Maker's Sketchbook: Weather Net

September 5, 2015 | BIT Magazine In the 1980's sci-fi classic Back to the Future II, Dr. Brown brings Marty McFly and his girlfriend into the future (2015). When they arrive it is raining. Doc Brown assures Marty that the rain is about to stop, and while looking at what we might now assume is a smartwatch, he is able to predict down to the second when a break in the clouds will appear.

Of course, Back to the Future II is just a movie. There's no way to do that now, or is there?

The Weather Net

Imagine you have a simple sensor outside your window. It measures the temperature, wind speed and direction, and whether or not it is raining. By itself it is pretty useless unless you want to log weather conditions over a long period of time automatically. But now imagine you connect your sensor to the Internet, and your friend down the road connects a similar sensor to the Internet as well. Now, if it starts raining at their place and the wind direction is pointed at you, you can calculate when the rain will reach you. And when the storm passes their place, you can calculate when the end of the storm will reach yours.

Now imagine a city full of these sensors giving you a higher resolution of temperature, wind speed/direction, and rainfall. Imagine if they are all uploading data in real time to a central server that is calculating the leading and trailing edges of storms. Now you have a weather net capable of predicting the start and end of rain in real time almost down to the second.

The Building Block: Open Source Weather Stations

Already if you search Instructables, Hackaday, and other repositories of DIY projects you will find a large selection of open source weather stations using everything from Arduino to Raspberry Pi and many more. The technology is getting so accessible and so cheap, just about any tinkerer out there could build a weather station.

If these people got together and someone decided to code the central application, you could probably be looking at your smartwatch and tell exactly when the rain is about to start and stop on any given cloudy day.
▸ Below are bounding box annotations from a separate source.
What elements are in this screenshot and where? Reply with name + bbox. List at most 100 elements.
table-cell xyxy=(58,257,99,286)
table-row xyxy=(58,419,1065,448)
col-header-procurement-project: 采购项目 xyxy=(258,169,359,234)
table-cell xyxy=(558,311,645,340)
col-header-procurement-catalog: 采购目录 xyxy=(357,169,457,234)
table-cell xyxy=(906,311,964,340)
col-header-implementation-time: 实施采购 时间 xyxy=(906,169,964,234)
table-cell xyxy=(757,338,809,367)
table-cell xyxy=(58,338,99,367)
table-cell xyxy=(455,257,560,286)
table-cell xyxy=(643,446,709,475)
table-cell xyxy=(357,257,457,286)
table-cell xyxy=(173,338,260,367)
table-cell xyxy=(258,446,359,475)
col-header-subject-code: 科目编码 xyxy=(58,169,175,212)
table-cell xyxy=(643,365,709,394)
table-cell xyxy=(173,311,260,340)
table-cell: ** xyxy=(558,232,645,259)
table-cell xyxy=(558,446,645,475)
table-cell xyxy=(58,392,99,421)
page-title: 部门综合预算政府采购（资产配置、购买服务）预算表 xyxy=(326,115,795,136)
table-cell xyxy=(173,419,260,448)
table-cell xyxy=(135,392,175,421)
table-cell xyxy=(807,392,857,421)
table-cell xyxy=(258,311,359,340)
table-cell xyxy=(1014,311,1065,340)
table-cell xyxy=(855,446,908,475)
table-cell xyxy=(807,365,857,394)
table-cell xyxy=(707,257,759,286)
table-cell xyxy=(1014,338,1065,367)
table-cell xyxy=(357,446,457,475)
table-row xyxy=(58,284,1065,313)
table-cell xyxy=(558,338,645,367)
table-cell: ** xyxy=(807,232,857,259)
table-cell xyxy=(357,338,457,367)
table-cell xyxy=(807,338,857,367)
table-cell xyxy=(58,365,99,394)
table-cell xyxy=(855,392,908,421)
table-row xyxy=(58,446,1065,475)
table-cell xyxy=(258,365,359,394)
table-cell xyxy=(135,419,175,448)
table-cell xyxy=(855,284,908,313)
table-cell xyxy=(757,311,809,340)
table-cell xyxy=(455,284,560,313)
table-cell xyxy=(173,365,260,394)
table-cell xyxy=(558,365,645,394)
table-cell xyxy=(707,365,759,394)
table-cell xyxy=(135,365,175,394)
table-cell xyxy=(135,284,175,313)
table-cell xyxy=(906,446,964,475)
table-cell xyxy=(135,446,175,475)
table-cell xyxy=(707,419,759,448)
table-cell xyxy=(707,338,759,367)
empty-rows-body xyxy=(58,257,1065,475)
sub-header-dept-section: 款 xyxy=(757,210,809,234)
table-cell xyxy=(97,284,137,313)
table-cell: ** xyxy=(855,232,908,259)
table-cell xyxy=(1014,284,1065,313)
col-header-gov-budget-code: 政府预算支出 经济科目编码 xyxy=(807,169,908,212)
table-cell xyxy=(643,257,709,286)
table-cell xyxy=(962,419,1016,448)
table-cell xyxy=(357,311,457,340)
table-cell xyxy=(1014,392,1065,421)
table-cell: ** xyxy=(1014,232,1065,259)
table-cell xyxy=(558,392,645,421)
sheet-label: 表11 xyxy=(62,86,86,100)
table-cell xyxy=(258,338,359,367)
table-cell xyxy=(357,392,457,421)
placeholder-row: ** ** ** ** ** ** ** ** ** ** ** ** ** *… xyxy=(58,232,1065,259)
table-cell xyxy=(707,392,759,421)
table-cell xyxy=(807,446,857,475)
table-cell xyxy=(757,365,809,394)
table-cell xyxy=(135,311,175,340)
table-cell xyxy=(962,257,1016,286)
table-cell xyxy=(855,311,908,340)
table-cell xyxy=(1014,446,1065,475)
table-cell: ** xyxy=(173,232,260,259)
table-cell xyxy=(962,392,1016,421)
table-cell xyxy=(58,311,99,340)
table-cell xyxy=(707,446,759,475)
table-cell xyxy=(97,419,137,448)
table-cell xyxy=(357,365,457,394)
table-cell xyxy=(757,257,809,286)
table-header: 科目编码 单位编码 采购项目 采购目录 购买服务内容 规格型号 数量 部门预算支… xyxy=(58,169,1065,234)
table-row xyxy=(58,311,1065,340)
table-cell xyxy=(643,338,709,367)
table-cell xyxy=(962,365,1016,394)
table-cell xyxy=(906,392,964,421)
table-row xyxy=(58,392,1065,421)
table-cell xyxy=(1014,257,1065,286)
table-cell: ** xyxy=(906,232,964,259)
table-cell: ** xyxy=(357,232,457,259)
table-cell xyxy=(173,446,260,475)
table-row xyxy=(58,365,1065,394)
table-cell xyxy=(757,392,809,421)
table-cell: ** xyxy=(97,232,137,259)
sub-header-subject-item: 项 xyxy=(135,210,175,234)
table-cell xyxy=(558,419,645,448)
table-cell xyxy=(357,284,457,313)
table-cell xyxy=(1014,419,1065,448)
As our ability to predict weather improves, we could probably add on other sensors to the network. Open source weather prediction might be a lot of fun, but it could also have a lot of really meaningful applications. For agriculture, farmers could prepare or even automate preparations ahead of heavy rain to either protect their crops or to catch and divert water to where it is most needed. And of course added awareness of the weather around us could help people avoid dangerous conditions that might otherwise "sneak up" on them.

And while you've got all these stations up and running and networked, adding on entirely other capabilities becomes possible including ad hoc networks and your own local internet.

It's a great idea in our maker's sketchbook, and it's a great idea we hope people try.